The Royal Australian Navy’s (RAN) landing ship, HMAS Choules (L100) has arrived in Picton in New Zealand’s South Island to participate in Exercise Southern Katipo.
Choules arrived at Picton only a week after supporting the people of Vanuatu as part of the evacuation of Ambae Island under threat of a volcanic eruption.
The ship has delivered a combined force of 150 soldiers and marines from Australia and Tonga as part of the exercise.
As part of the exercise scenario, Choules was approached by role-playing protestors in small boats during her transit through the Marlborough Sounds to the wharf at Picton, negotiating the arrival assisted by HMNZS Wellington and a Kiwi Navy Seasprite helicopter.

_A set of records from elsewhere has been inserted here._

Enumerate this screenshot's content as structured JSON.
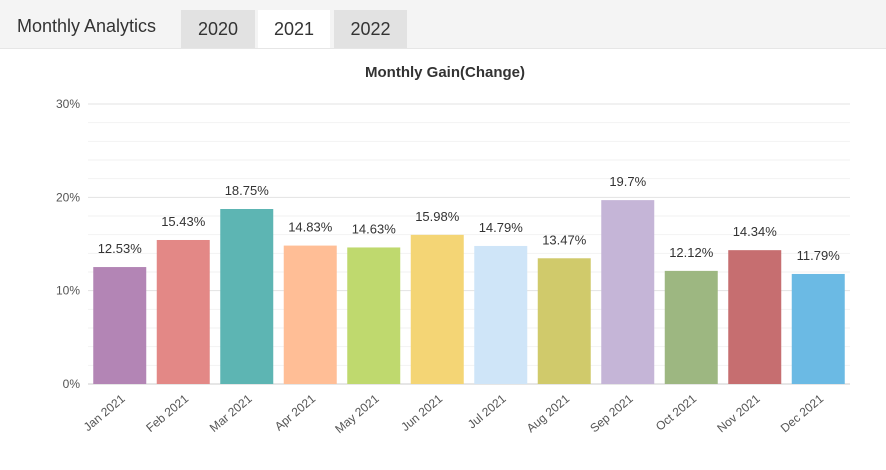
{
  "header": {
    "title": "Monthly Analytics",
    "tabs": [
      {
        "label": "2020",
        "active": false
      },
      {
        "label": "2021",
        "active": true
      },
      {
        "label": "2022",
        "active": false
      }
    ]
  },
  "chart_data": {
    "type": "bar",
    "title": "Monthly Gain(Change)",
    "xlabel": "",
    "ylabel": "",
    "ylim": [
      0,
      30
    ],
    "yticks": [
      "0%",
      "10%",
      "20%",
      "30%"
    ],
    "grid": true,
    "legend": "none",
    "categories": [
      "Jan 2021",
      "Feb 2021",
      "Mar 2021",
      "Apr 2021",
      "May 2021",
      "Jun 2021",
      "Jul 2021",
      "Aug 2021",
      "Sep 2021",
      "Oct 2021",
      "Nov 2021",
      "Dec 2021"
    ],
    "values": [
      12.53,
      15.43,
      18.75,
      14.83,
      14.63,
      15.98,
      14.79,
      13.47,
      19.7,
      12.12,
      14.34,
      11.79
    ],
    "data_labels": [
      "12.53%",
      "15.43%",
      "18.75%",
      "14.83%",
      "14.63%",
      "15.98%",
      "14.79%",
      "13.47%",
      "19.7%",
      "12.12%",
      "14.34%",
      "11.79%"
    ],
    "colors": [
      "#b385b5",
      "#e38886",
      "#5db5b3",
      "#ffbe96",
      "#bfd96e",
      "#f4d575",
      "#cfe5f8",
      "#d0ca6b",
      "#c5b5d7",
      "#9db781",
      "#c66e70",
      "#6bbae4"
    ]
  }
}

Soldiers from the New Zealand Army provided security detail on the wharf so that Choules could safely come alongside and land six Bushmaster Protected Mobility Vehicles, a number of Unimog trucks and G-Wagons, as well as troops from both the Australian Army’s 1st Battalion, the Royal Australian Regiment, and the Royal Tongan Marines.

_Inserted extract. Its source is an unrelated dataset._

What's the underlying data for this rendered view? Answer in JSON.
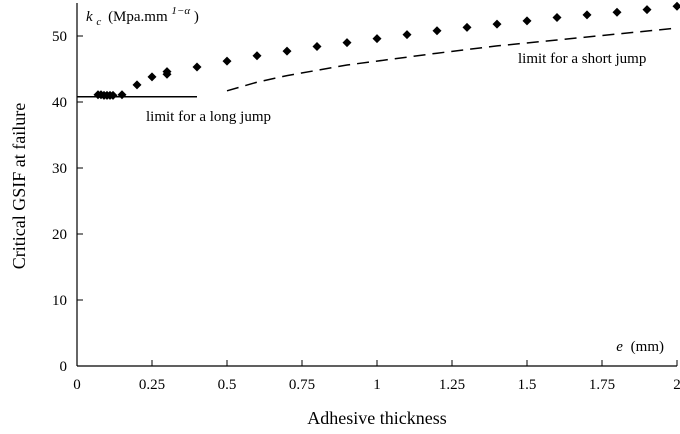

Commanding Officer Choules, Commander Dave Graham said the exercise provided the ship’s company with another good opportunity to test their interoperability with Australia’s neighbours in the south-west Pacific.

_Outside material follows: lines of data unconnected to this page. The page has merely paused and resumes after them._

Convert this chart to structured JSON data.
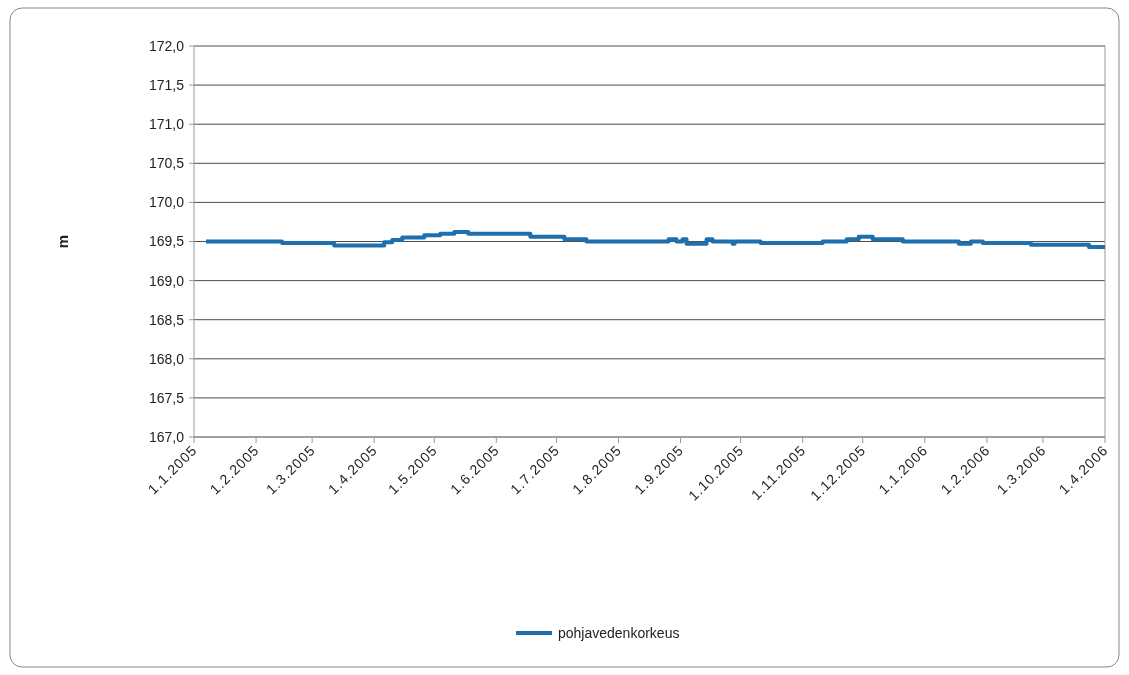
{
  "chart_data": {
    "type": "step",
    "ylabel": "m",
    "x": [
      "2005-01-07",
      "2005-02-14",
      "2005-03-12",
      "2005-04-06",
      "2005-04-10",
      "2005-04-15",
      "2005-04-26",
      "2005-05-04",
      "2005-05-11",
      "2005-05-18",
      "2005-06-18",
      "2005-07-05",
      "2005-07-16",
      "2005-08-26",
      "2005-08-30",
      "2005-09-02",
      "2005-09-04",
      "2005-09-14",
      "2005-09-17",
      "2005-09-27",
      "2005-09-28",
      "2005-10-11",
      "2005-11-11",
      "2005-11-23",
      "2005-11-29",
      "2005-12-06",
      "2005-12-21",
      "2006-01-18",
      "2006-01-24",
      "2006-01-30",
      "2006-02-23",
      "2006-03-24",
      "2006-04-01"
    ],
    "series": [
      {
        "name": "pohjavedenkorkeus",
        "color": "#1f6fad",
        "values": [
          169.5,
          169.48,
          169.45,
          169.49,
          169.52,
          169.55,
          169.58,
          169.6,
          169.62,
          169.6,
          169.56,
          169.53,
          169.5,
          169.53,
          169.5,
          169.53,
          169.47,
          169.53,
          169.5,
          169.47,
          169.5,
          169.48,
          169.5,
          169.53,
          169.56,
          169.53,
          169.5,
          169.47,
          169.5,
          169.48,
          169.46,
          169.43,
          169.43
        ]
      }
    ],
    "xlim": [
      "2005-01-01",
      "2006-04-01"
    ],
    "xticks": [
      {
        "value": "2005-01-01",
        "label": "1.1.2005"
      },
      {
        "value": "2005-02-01",
        "label": "1.2.2005"
      },
      {
        "value": "2005-03-01",
        "label": "1.3.2005"
      },
      {
        "value": "2005-04-01",
        "label": "1.4.2005"
      },
      {
        "value": "2005-05-01",
        "label": "1.5.2005"
      },
      {
        "value": "2005-06-01",
        "label": "1.6.2005"
      },
      {
        "value": "2005-07-01",
        "label": "1.7.2005"
      },
      {
        "value": "2005-08-01",
        "label": "1.8.2005"
      },
      {
        "value": "2005-09-01",
        "label": "1.9.2005"
      },
      {
        "value": "2005-10-01",
        "label": "1.10.2005"
      },
      {
        "value": "2005-11-01",
        "label": "1.11.2005"
      },
      {
        "value": "2005-12-01",
        "label": "1.12.2005"
      },
      {
        "value": "2006-01-01",
        "label": "1.1.2006"
      },
      {
        "value": "2006-02-01",
        "label": "1.2.2006"
      },
      {
        "value": "2006-03-01",
        "label": "1.3.2006"
      },
      {
        "value": "2006-04-01",
        "label": "1.4.2006"
      }
    ],
    "ylim": [
      167,
      172
    ],
    "yticks": [
      {
        "value": 167,
        "label": "167,0"
      },
      {
        "value": 167.5,
        "label": "167,5"
      },
      {
        "value": 168,
        "label": "168,0"
      },
      {
        "value": 168.5,
        "label": "168,5"
      },
      {
        "value": 169,
        "label": "169,0"
      },
      {
        "value": 169.5,
        "label": "169,5"
      },
      {
        "value": 170,
        "label": "170,0"
      },
      {
        "value": 170.5,
        "label": "170,5"
      },
      {
        "value": 171,
        "label": "171,0"
      },
      {
        "value": 171.5,
        "label": "171,5"
      },
      {
        "value": 172,
        "label": "172,0"
      }
    ],
    "grid": "y",
    "legend": "bottom",
    "line_style": "solid"
  }
}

The troops landed ashore by Choules joined a 13-nation coalition force in the field where the exercise scenario centres on an international assistance mission. The biennial exercise is the largest coalition and joint exercise conducted by the New Zealand Defence Force.
HMAS Choules (L100) is a Bay-class landing ship that served with the Royal Fleet Auxiliary (RFA) from 2006 to 2011, before being transferred to the Royal Australian Navy (RAN).